Recently my parish has been blessed by God with growth. I believe that one of the things that has contributed to this has been simplifying the service.
When I arrived the liturgical state of the parish was the same as when I had left four or five years earlier. It was a typical APA "missal" parish, meaning of course that the 1928 Prayer Book liturgy was supplemented by all sorts of additional devotions and responses from the missal. That, along with six hymns, service music, announcements, a sermon, and the "three year lectionary" made for a very long and (for newcomers) confusing service. While that service may work well in some places it just did not seem to be doing anything for us here.
So I decided to do something radical: we went to a straight 1928 Prayer Book Service. Additionally, I took out the sermon hymn, a practice I began in Virginia which saves about five minutes from the service. I also brutally suppressed the long rambling list of "Mass Intentions" before the Prayer for the Church. All of this has made the service much easier to follow and a lot less intimidating for visitors. (In my opinion it is much more aesthetically pleasing as well, although I am something of a minimalist in my artistic tastes.)
It is now very easy to just give a newcomer the Prayer Book and tell him: "Put your finger here for the scripture readings, and here for the service." Often they do fine the very first time they visit, and most of the time, happily, they stay, or at least visit on a regular basis. No longer do they have to bounce between three books, or listen to a long, confusing explanation of how we are 1928 BCP parish that for some reason has all of this stuff in the service not found in the liturgy. And no longer are there those awful "service booklets" in the pews, which invariably look terrible, and are usually nothing more than monuments to a priest's idiosyncrasies.

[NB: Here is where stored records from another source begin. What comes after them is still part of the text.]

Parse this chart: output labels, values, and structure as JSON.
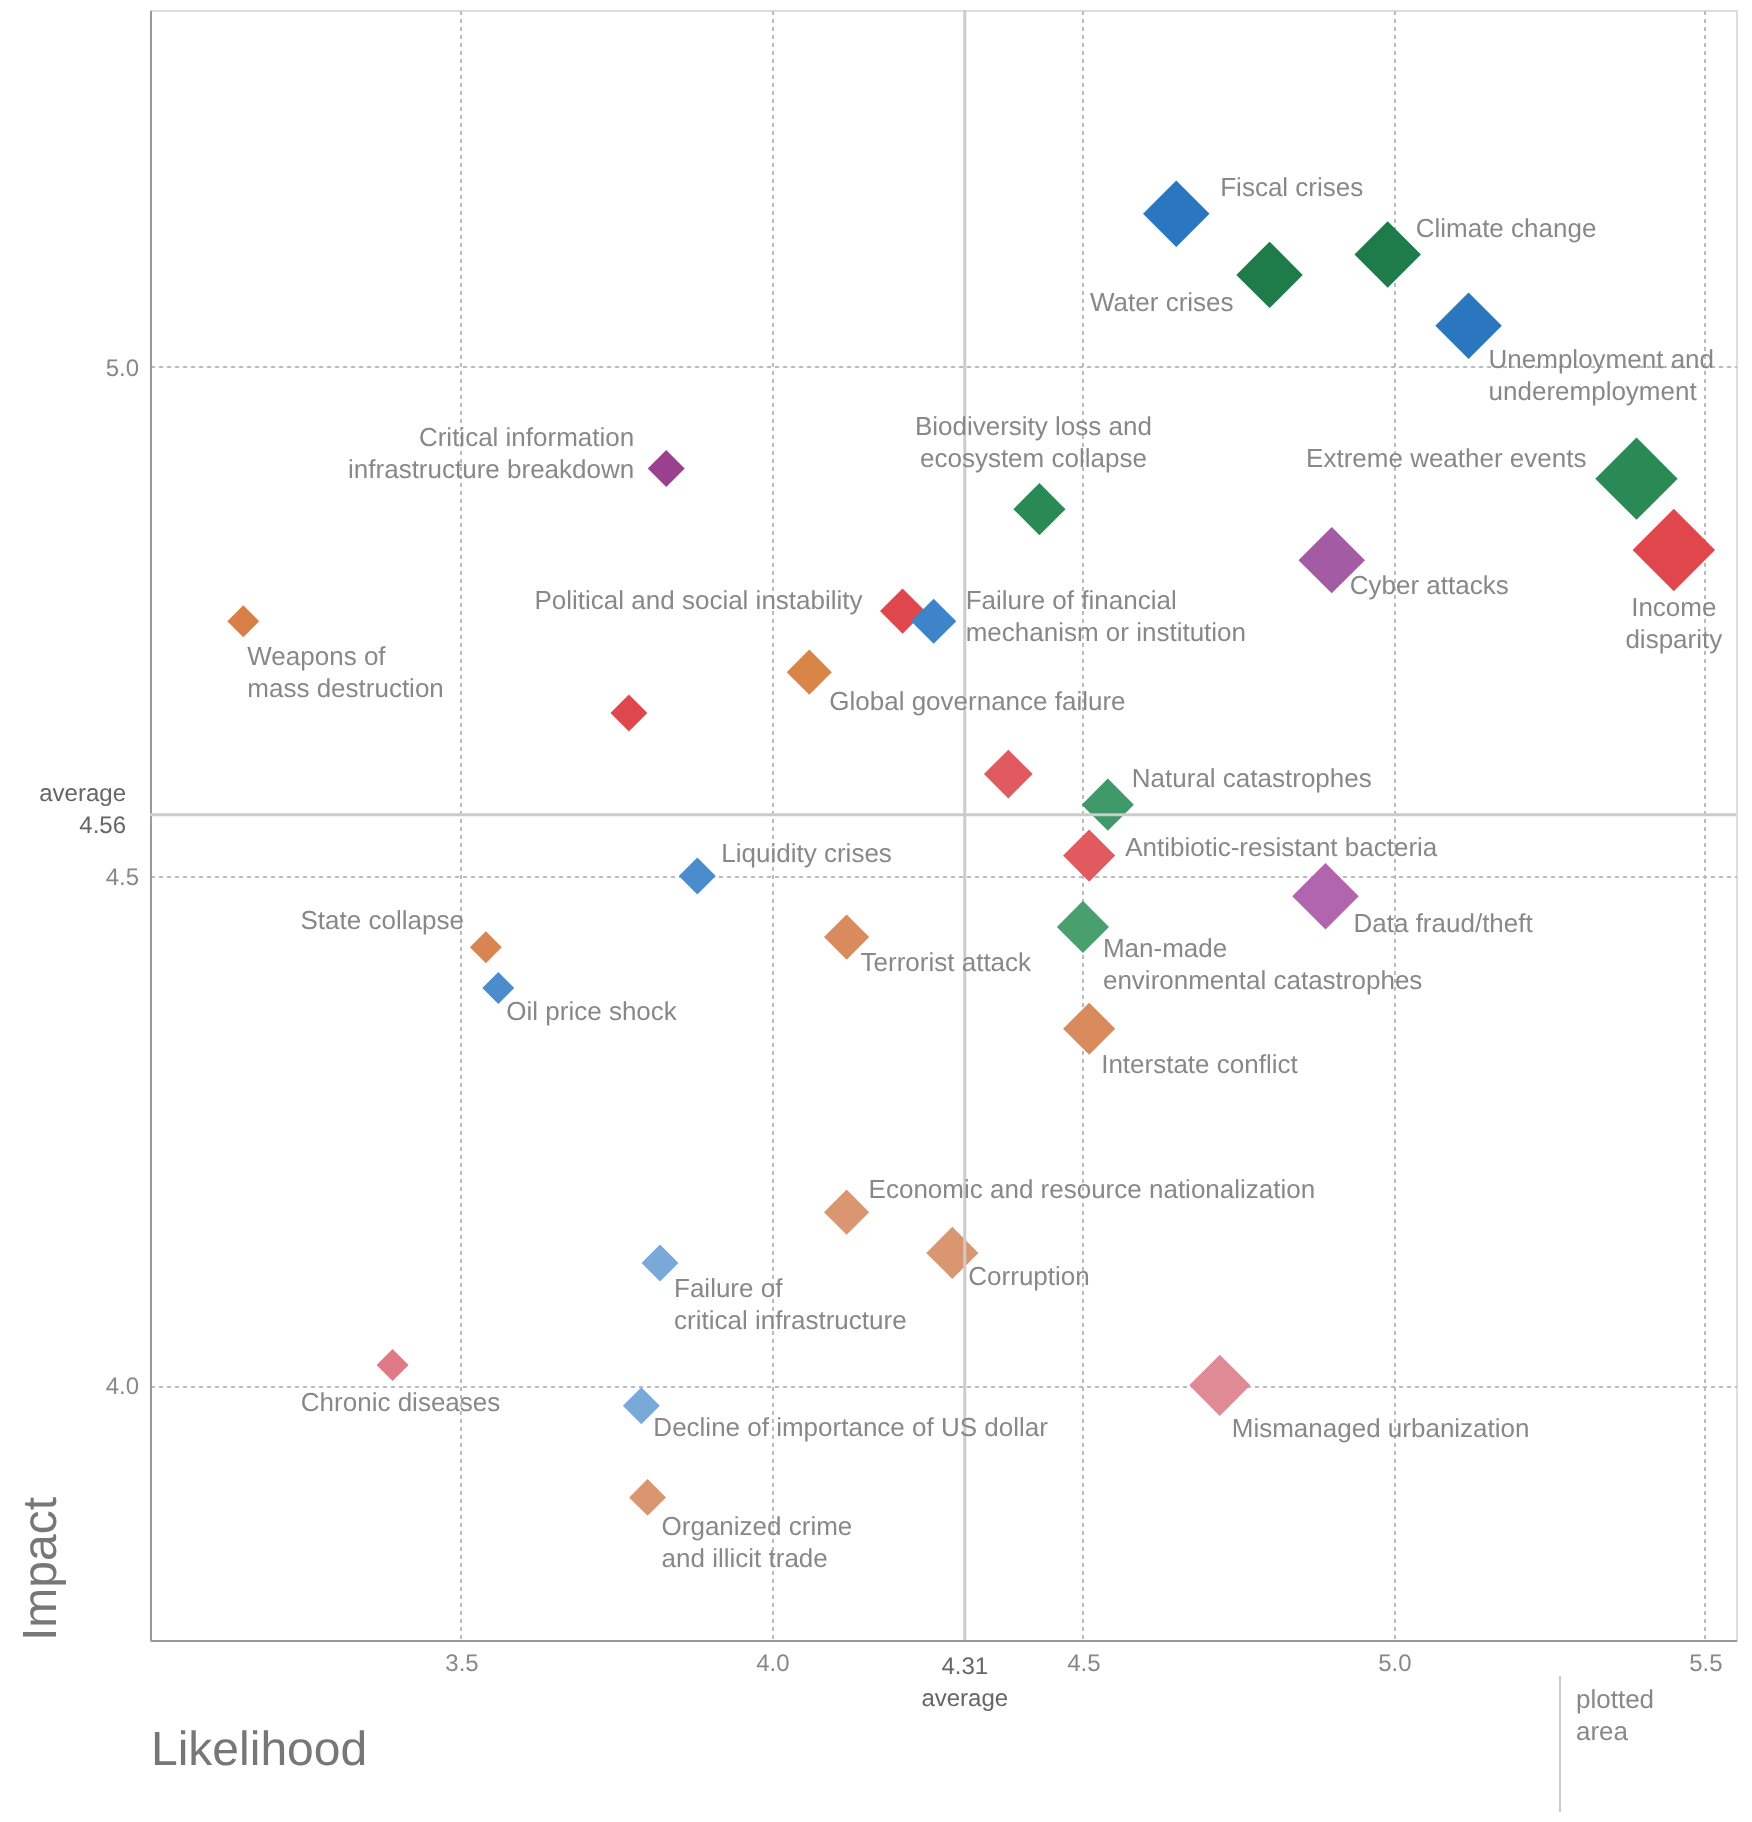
{
  "chart_data": {
    "type": "bubble",
    "xlabel": "Likelihood",
    "ylabel": "Impact",
    "marker": "diamond",
    "grid": true,
    "xlim": [
      3.0,
      5.55
    ],
    "ylim": [
      3.75,
      5.35
    ],
    "xticks": [
      {
        "value": 3.5,
        "label": "3.5"
      },
      {
        "value": 4.0,
        "label": "4.0"
      },
      {
        "value": 4.5,
        "label": "4.5"
      },
      {
        "value": 5.0,
        "label": "5.0"
      },
      {
        "value": 5.5,
        "label": "5.5"
      }
    ],
    "yticks": [
      {
        "value": 4.0,
        "label": "4.0"
      },
      {
        "value": 4.5,
        "label": "4.5"
      },
      {
        "value": 5.0,
        "label": "5.0"
      }
    ],
    "x": [
      4.65,
      4.8,
      4.99,
      5.12,
      5.39,
      5.45,
      4.9,
      4.43,
      3.83,
      4.21,
      4.26,
      3.15,
      4.06,
      4.54,
      4.51,
      3.88,
      4.89,
      4.12,
      4.5,
      3.54,
      3.56,
      4.51,
      4.12,
      4.29,
      3.82,
      3.39,
      3.79,
      4.72,
      3.8,
      3.77,
      4.38
    ],
    "values": [
      5.15,
      5.09,
      5.11,
      5.04,
      4.89,
      4.82,
      4.81,
      4.86,
      4.9,
      4.76,
      4.75,
      4.75,
      4.7,
      4.57,
      4.52,
      4.5,
      4.48,
      4.44,
      4.45,
      4.43,
      4.39,
      4.35,
      4.17,
      4.13,
      4.12,
      4.02,
      3.98,
      4.0,
      3.89,
      4.66,
      4.6
    ],
    "sizes": [
      0.65,
      0.65,
      0.65,
      0.65,
      1,
      1,
      0.65,
      0.4,
      0.2,
      0.3,
      0.3,
      0.15,
      0.3,
      0.4,
      0.4,
      0.2,
      0.65,
      0.3,
      0.4,
      0.15,
      0.15,
      0.4,
      0.3,
      0.4,
      0.2,
      0.15,
      0.2,
      0.55,
      0.2,
      0.2,
      0.35
    ],
    "colors": [
      "#2a76bf",
      "#1e7b4a",
      "#1e7b4a",
      "#2a76bf",
      "#2a8a55",
      "#e0474c",
      "#a35ca3",
      "#2a8a55",
      "#9b3f8f",
      "#e0474c",
      "#3d84c8",
      "#d97e47",
      "#d98548",
      "#3f9968",
      "#e05a60",
      "#4a8ccc",
      "#b066ae",
      "#d98b5e",
      "#4a9f6e",
      "#d98552",
      "#4a8ccc",
      "#d98b5e",
      "#d99670",
      "#d99670",
      "#78a9d9",
      "#e07a86",
      "#78a9d9",
      "#e08a95",
      "#d99670",
      "#e0474c",
      "#e05a60"
    ],
    "ref_lines": [
      {
        "axis": "y",
        "value": 4.56,
        "label": "average\n4.56",
        "color": "#cccccc"
      },
      {
        "axis": "x",
        "value": 4.31,
        "label": "4.31\naverage",
        "color": "#cccccc"
      }
    ],
    "annotations": [
      {
        "text": "Fiscal crises",
        "x": 4.65,
        "y": 5.15
      },
      {
        "text": "Water crises",
        "x": 4.8,
        "y": 5.09
      },
      {
        "text": "Climate change",
        "x": 4.99,
        "y": 5.11
      },
      {
        "text": "Unemployment and\nunderemployment",
        "x": 5.12,
        "y": 5.04
      },
      {
        "text": "Extreme weather events",
        "x": 5.39,
        "y": 4.89
      },
      {
        "text": "Income\ndisparity",
        "x": 5.45,
        "y": 4.82
      },
      {
        "text": "Cyber attacks",
        "x": 4.9,
        "y": 4.81
      },
      {
        "text": "Biodiversity loss and\necosystem collapse",
        "x": 4.43,
        "y": 4.86
      },
      {
        "text": "Critical information\ninfrastructure breakdown",
        "x": 3.83,
        "y": 4.9
      },
      {
        "text": "Political and social instability",
        "x": 4.21,
        "y": 4.76
      },
      {
        "text": "Failure of financial\nmechanism or institution",
        "x": 4.26,
        "y": 4.75
      },
      {
        "text": "Weapons of\nmass destruction",
        "x": 3.15,
        "y": 4.75
      },
      {
        "text": "Global governance failure",
        "x": 4.06,
        "y": 4.7
      },
      {
        "text": "Natural catastrophes",
        "x": 4.54,
        "y": 4.57
      },
      {
        "text": "Antibiotic-resistant bacteria",
        "x": 4.51,
        "y": 4.52
      },
      {
        "text": "Liquidity crises",
        "x": 3.88,
        "y": 4.5
      },
      {
        "text": "Data fraud/theft",
        "x": 4.89,
        "y": 4.48
      },
      {
        "text": "Terrorist attack",
        "x": 4.12,
        "y": 4.44
      },
      {
        "text": "Man-made\nenvironmental catastrophes",
        "x": 4.5,
        "y": 4.45
      },
      {
        "text": "State collapse",
        "x": 3.54,
        "y": 4.43
      },
      {
        "text": "Oil price shock",
        "x": 3.56,
        "y": 4.39
      },
      {
        "text": "Interstate conflict",
        "x": 4.51,
        "y": 4.35
      },
      {
        "text": "Economic and resource nationalization",
        "x": 4.12,
        "y": 4.17
      },
      {
        "text": "Corruption",
        "x": 4.29,
        "y": 4.13
      },
      {
        "text": "Failure of\ncritical infrastructure",
        "x": 3.82,
        "y": 4.12
      },
      {
        "text": "Chronic diseases",
        "x": 3.39,
        "y": 4.02
      },
      {
        "text": "Decline of importance of US dollar",
        "x": 3.79,
        "y": 3.98
      },
      {
        "text": "Mismanaged urbanization",
        "x": 4.72,
        "y": 4.0
      },
      {
        "text": "Organized crime\nand illicit trade",
        "x": 3.8,
        "y": 3.89
      },
      "plotted\narea"
    ]
  }
}
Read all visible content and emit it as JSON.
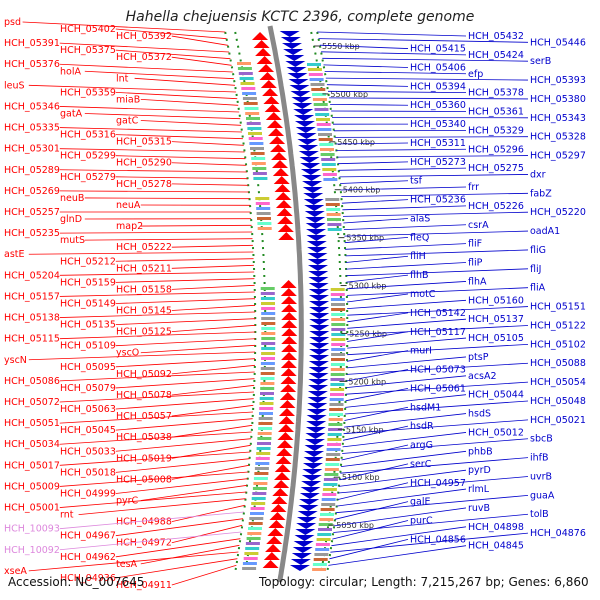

I believe that making the liturgy more accessible in this way has helped make people feel more welcome and at ease in church. The Prayer Book liturgy is daunting for those who are new to it. We clergy sometimes forget this because we are so used to it. We err in my judgement, and reduce our effectiveness and outreach, when we take this beautiful, but very prolix liturgy, and add a lot of extra stuff to it.... stuff that is really unnecessary.